Topology crafting of polyvinylidene difluoride electrolyte creates ultra-long cycling high-voltage lithium metal solid-state batteries

Abstract

Solid-state polymer electrolytes (SPEs) present poor anti-oxidation ability, low ionic conductivity and high flammability, which greatly restrict their applications in high-voltage solid-state lithium metal batteries. Herein, we uniformly graft the lithium phenyl phosphate (LPPO) on polyvinylidene difluoride (PVDF) by dehydrofluorination and Friedel-Crafts alkylation reactions to create a multifunctional PVDF-LPPO SPE with branched topology. The LPPO serves as a single ion conductor, flame retardant and cathode electrolyte interface formation agent not only greatly improves the ionic conductivity, fireproof property and electrochemical stability of SPE, but also remarkably suppresses the side reactions with both cathode and lithium metal anode.

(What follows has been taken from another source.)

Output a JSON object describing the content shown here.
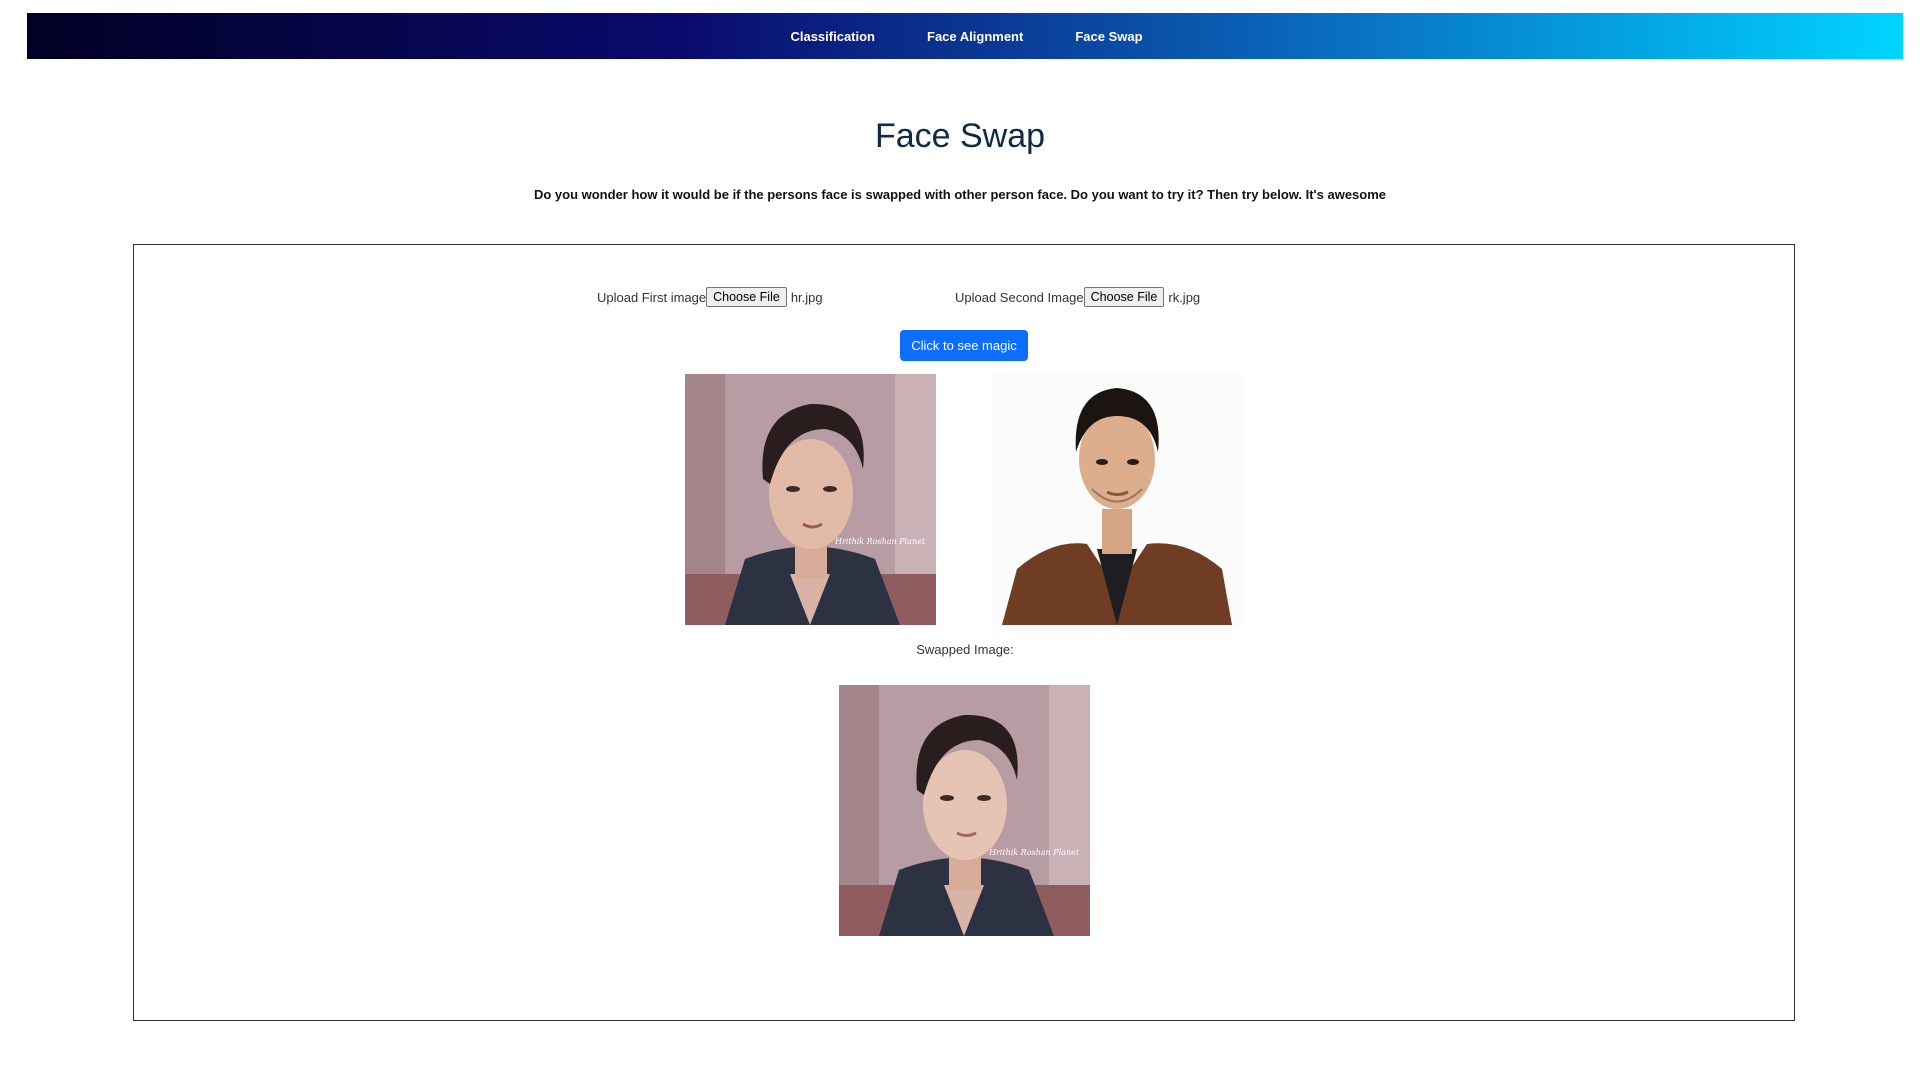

An additional and uniform Li-ion transmission path is constructed by LPPO to remarkably reduce the activation energy and enhance the lithium-ion transference number of PVDF-LPPO SPE. The solid-state LiNi0.8Co0.1Mn0.1O2||PVDF-LPPO||Li batteries stably cycle for 1550 times between 2.8 and 4.3 V at 1 C and 1000 times under a high charging voltage of 4.5 V. The transformation of layered structure to rock-salt phase of NCM811 particles is greatly suppressed during long cycling by a stable and uniform LPPO derived cathode electrolyte interface. This work provides a precise operation method for modifying structure of polymer electrolyte to achieve outstanding special properties of lithium metal solid-state batteries.